2018年9月23日、私の指導教授であった竹野一雄先生が天に召された。ほかの教え子の方々と同じく、私もこれまで竹野先生から数多くのことをご教示いただいた。物語の構造について、様々な参考文献について、論述の方法といった文学研究に関することだけでなく、研究以外についても多くの知識を与えていただいた。なかでも、私がもっとも大事にしている竹野先生からの教えのいくつかをここで述べることで、敬愛する恩師への感謝の意を改めて示したいと思う。
竹野先生からの教えの一つは、自分の発する言葉に責任を持ち、その言葉の根拠をきちんと述べられるようにしておく、ということである。なぜその言葉を発したのか、どこで誰がその言葉を述べていたのかを明確にし、自分の発した言葉に対し質問を受けた際には、きちんと回答できるようにしておくことが重要であると、竹野先生は日頃から言われていた。研究者としてだけではなく、一人の人間として、自らが発する言葉に対する責任の重さというものを理解してほしいと強く願っておられた。竹野先生ご自身は常にこの言葉を実践しておられた。
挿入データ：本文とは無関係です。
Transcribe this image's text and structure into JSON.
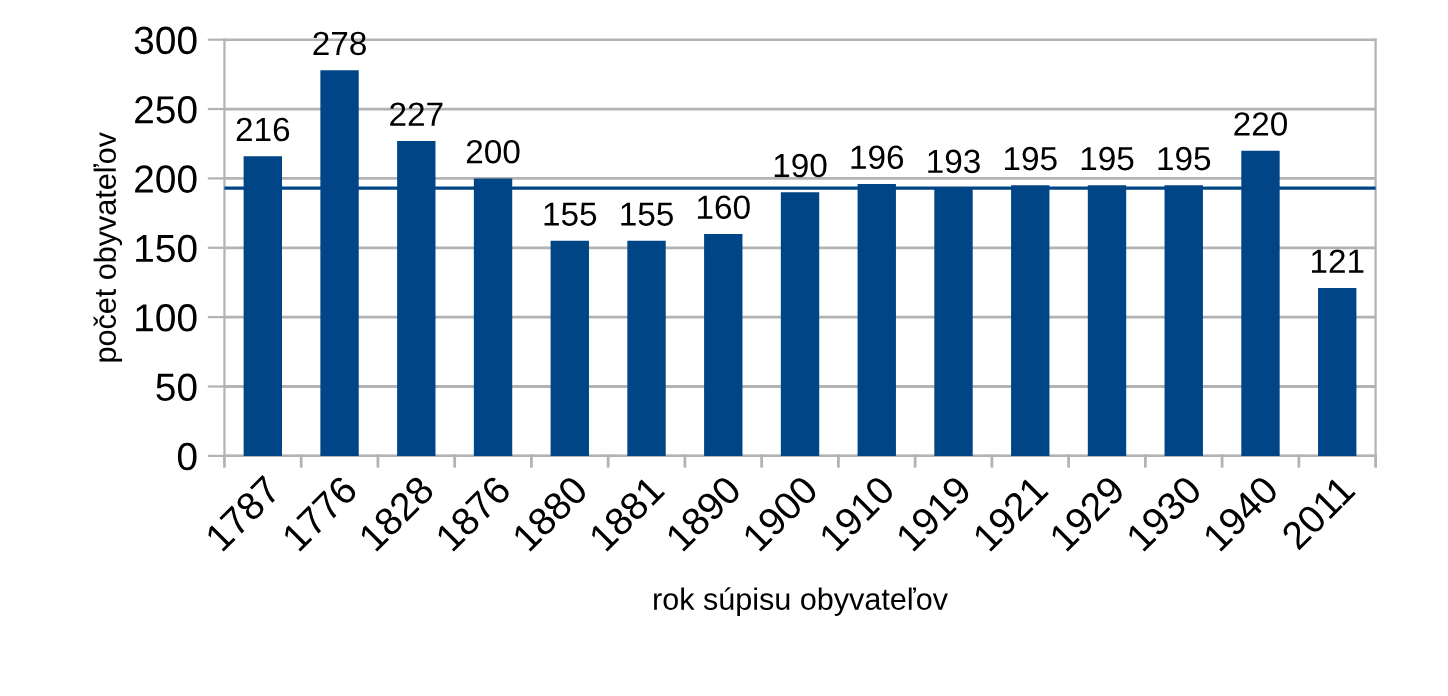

もう一つは、謙虚さを失わず何事にも努力を惜しまない、ということである。学位授与式においても竹野先生はこの言葉を述べておられた。博士の学位を取得したからといって傲り高ぶることなく、常に謙虚な態度で、決して学ぶことを止めることなく、自らが学んできたことを社会に還元するように努めることが、自分が成長できる道への一歩であると先生は言われていた。竹野先生は生徒一人一人の研究に対し、いつも興味を示してくださった。そして、どんなに忙しくても生徒たちの言葉に優しく耳を傾け、必要な文献を教えてくださったり、新たなアイデアを模索してくださったりした。生徒たちへの指導のために自らも学ぶことを続けられ、先生の指導は文学を研究対象とする生徒だけにとどまらなかった。竹野先生はよく、教授という仕事は色々なことを生徒と共に学べることができるすばらしい職であり、自分はなんと恵まれていることか、と言われていたことを思い出す。
そして、もう一つは、常に愛情をもって人に接すること、である。竹野先生はどんなときも親身になって生徒の相談にのっておられた。竹野先生の葬儀において牧師は、生徒を愛するということは、常に生徒に寄り添い、その生徒にとっての最善策を生徒と共に考えるように努めることであると、竹野先生がお話されていたことを語ってくださった。病に侵された後も竹野先生による生徒への接し方は変わらなかった。どんなにご自分の体調が悪くても、いつも生徒たちやほかの人々のことを気にかけておられた。その姿には今でも頭が下がる。竹野先生のすべての教え子の方々が、きっとこの言葉のとおり、自分たちに愛情をもって接してくださったことを忘れることはないであろう。
こうした竹野先生からの様々な教えを胸に、自らが学んだことを誰かに、社会にと、少しずつでも自分のできる限り還元できるように努めていきたい。これから先、どこかに行く度、誰かに会う度、文献を開く度にと、あらゆる場面において竹野先生を思い出すことであろう。そんなとき、ただ悲しみに浸り涙を流すのではなく、自分は竹野先生からの教えに反していないか、今の私は竹野先生に胸を張って会える人間になれているかと、自分自身に問いかけながら、自らの姿勢や生き方を軌道修正する時間にしていこうと思っている。